Wednesday, 30 March 2016

‘Nkandla judgment will be a seminal moment for SA’

‘Nkandla judgment will be a seminal moment for SA’
The Democratic Alliance (DA) posited  that on Tuesday the Constitutional Court judgement in the Nkandla matter on Thursday will “mark a seminal moment for South Africa’s democracy”.
James Selfe, the chairman of the DA’s federal executive, said the party was confident that the Constitutional Court would “place decisive sanctions on all those implicated in the abuse of public funds to ensure that never again is the public purse pilfered on such a large scale at the expense of ordinary taxpayers who so desperately need state resources to uplift them from poverty and other social ills”.

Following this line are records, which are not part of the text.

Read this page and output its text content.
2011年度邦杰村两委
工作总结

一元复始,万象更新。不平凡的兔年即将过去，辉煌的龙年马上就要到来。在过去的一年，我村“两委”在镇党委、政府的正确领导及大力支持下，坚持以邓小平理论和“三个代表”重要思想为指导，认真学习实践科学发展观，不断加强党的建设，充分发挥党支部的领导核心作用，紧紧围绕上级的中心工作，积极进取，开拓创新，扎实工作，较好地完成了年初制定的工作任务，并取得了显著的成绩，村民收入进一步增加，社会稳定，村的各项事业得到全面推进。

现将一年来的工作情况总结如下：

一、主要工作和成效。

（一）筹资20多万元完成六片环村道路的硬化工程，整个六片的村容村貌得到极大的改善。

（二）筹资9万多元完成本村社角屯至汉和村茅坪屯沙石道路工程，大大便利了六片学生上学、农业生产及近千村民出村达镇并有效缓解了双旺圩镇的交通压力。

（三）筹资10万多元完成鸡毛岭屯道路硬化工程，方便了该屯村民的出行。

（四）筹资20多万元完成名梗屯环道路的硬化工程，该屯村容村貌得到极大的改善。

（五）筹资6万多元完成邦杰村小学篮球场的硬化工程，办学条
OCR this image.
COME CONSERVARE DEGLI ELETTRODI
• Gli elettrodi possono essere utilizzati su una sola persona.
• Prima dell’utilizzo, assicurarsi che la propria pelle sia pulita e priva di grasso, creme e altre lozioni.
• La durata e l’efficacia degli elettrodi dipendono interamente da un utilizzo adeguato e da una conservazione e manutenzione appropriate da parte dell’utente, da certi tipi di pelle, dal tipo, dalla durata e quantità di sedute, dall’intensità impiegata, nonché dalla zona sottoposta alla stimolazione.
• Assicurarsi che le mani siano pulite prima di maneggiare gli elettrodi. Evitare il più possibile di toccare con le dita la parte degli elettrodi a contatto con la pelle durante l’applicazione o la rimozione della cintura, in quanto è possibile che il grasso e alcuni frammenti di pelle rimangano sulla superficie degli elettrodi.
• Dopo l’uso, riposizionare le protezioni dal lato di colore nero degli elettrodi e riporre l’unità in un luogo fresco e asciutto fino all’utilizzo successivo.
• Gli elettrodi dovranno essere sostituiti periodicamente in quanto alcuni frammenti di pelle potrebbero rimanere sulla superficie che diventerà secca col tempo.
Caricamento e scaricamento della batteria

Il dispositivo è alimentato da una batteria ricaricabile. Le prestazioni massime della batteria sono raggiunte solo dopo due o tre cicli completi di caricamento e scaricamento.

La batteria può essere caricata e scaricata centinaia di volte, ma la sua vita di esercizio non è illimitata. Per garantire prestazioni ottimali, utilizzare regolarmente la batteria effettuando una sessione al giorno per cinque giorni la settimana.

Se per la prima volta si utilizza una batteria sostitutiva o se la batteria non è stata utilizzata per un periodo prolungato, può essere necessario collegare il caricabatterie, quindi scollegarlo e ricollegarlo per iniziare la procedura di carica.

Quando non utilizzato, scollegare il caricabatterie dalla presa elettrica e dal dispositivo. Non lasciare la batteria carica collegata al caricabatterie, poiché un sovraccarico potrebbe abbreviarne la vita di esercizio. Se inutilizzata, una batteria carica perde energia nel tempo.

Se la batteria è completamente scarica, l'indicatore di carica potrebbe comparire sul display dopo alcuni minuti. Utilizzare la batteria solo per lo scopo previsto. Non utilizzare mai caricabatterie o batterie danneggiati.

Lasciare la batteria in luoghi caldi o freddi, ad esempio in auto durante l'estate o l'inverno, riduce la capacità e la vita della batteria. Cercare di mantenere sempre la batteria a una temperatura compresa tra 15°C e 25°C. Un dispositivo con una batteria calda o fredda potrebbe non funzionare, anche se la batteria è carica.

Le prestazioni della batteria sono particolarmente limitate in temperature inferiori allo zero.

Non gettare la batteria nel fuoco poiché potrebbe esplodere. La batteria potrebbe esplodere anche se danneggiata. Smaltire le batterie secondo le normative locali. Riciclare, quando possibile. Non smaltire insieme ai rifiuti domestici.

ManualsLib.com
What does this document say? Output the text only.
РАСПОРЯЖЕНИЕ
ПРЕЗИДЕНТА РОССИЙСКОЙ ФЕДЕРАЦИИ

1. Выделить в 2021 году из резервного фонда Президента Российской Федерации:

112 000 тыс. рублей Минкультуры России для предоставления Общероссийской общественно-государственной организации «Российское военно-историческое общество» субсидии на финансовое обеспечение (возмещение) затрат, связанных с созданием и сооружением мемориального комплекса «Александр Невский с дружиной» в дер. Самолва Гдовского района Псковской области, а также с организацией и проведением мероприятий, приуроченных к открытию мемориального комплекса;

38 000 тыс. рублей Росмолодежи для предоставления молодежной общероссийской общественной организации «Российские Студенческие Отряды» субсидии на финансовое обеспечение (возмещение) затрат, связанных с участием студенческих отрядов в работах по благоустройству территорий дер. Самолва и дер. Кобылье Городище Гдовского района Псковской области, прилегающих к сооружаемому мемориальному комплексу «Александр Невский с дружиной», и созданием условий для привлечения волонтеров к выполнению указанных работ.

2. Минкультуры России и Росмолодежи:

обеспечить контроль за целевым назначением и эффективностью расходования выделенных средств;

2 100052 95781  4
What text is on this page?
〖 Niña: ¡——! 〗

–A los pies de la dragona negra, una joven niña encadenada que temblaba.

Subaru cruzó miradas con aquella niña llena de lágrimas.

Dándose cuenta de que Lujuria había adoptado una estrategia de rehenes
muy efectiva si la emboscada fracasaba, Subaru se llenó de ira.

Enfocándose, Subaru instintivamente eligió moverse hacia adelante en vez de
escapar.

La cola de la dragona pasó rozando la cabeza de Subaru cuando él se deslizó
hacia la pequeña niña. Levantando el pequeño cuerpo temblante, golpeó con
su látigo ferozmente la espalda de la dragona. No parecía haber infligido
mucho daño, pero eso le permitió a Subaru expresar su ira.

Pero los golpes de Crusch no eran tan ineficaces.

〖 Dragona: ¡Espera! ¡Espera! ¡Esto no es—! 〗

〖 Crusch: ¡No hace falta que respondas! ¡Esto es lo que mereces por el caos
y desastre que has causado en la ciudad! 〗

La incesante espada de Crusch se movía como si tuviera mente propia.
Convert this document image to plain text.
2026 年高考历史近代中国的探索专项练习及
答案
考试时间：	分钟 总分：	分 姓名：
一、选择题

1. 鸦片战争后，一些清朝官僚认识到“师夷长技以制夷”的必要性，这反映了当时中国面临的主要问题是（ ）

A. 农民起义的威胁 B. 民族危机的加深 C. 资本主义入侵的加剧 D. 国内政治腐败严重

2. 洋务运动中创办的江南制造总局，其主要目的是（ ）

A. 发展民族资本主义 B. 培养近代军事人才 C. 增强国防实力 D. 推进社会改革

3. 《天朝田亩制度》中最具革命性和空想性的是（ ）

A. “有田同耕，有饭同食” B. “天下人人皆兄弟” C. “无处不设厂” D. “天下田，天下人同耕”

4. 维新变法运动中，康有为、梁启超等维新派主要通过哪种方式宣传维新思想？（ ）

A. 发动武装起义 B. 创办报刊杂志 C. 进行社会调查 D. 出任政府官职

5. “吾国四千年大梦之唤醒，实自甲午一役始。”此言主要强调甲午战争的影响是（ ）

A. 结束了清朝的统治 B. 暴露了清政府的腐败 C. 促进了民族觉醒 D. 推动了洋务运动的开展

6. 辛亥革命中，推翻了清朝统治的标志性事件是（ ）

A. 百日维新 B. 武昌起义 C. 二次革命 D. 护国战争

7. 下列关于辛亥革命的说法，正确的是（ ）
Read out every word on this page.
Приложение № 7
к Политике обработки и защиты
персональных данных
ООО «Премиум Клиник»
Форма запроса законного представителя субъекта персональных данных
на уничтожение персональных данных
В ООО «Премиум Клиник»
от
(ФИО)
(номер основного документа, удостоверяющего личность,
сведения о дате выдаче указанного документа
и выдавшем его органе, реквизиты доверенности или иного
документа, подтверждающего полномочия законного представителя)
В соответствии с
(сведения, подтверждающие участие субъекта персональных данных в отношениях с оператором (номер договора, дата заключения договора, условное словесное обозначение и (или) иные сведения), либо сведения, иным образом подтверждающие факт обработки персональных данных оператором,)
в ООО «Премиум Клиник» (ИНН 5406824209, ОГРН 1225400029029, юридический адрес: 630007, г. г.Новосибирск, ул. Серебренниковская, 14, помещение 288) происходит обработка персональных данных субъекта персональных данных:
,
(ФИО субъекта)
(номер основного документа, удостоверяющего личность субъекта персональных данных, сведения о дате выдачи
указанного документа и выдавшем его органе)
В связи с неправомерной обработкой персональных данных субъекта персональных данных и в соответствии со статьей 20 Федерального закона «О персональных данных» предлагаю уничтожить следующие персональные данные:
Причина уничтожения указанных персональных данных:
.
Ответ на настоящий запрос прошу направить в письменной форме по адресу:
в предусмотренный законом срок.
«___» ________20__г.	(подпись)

The DA and the Economic Freedom Fighters (EFF) took President Jacob Zuma and speaker of Parliament, Baleka Mbete, to court after Zuma failed to heed the directives of the Public Protector that he should pay back some of the R216 million of state money spent on security upgrades to his private residence at Nkandla, in rural KwaZulu-Natal.
Selfe said the DA argued in February “that President Zuma’s failure to engage rationally with the Public Protector’s findings and remedial action pertaining to him was manifestly irrational, illegal and unconstitutional.
“We furthermore contend that the President’s decision to substitute the remedial action ordered by the Public Protector with a determination by the Police Minister, SIU (Special Investigating Unit) or Parliament on whether he was liable for any of the costs was illegal and unconstitutional from the very outset”.
The EFF and the DA want the court to find that the president breached the constitution by failing to heed the Public Protector’s directive that he repay money spent on non-security upgrades like the swimming pool and cattle kraal.
“Legal certainty about the powers of the Public Protector, and the force and effect of remedial action taken by the Public Protector, are vital to the successful functioning of South Africa’s constitutional democracy,” Selfe said.
It is, however, possible that the Constitutional Court will decide on Thursday that the applicants do not have the right to direct access to the highest court in the land.
After refusing for more than a year to heed Public Protector Thuli Madonsela’s directive to reimburse the state, Zuma last month submitted a settlement proposal offering to repay a portion of the funds spent. The opposition said this was a clear indication that he feared he would lose the case.
Madonsela found that Zuma had derived undue benefit from the project that began as a security upgrade but ballooned to include luxuries. She directed that he reimburse the state a reasonable sum to be determined with the help of National Treasury and the police service, for these items which did not constitute security features.
Zuma left this in the hands of Police Minister Nathi Nhleko, who found that each of the five additions in fact served a vital security purpose and that the president therefore did not owe the state a cent. Nhleko’s conclusion was muscled through Parliament by the African National Congress (ANC) majority, with the minister saying he hoped this was the end of the Nkandla controversy.
His eleventh hour offer saw the president propose that the process be repeated by the Auditor-General and finance minister. And his laywer, Jeremy Gauntlett, told the court that Nhleko’s report had become irrelevant. However, legal experts have said it would be impossible for the court to confirm an order that deviated from Madonsela’s initial instructions.
According to a letter the registrar’s office sent to the parties to the case, the ruling is due at 10am on Thursday.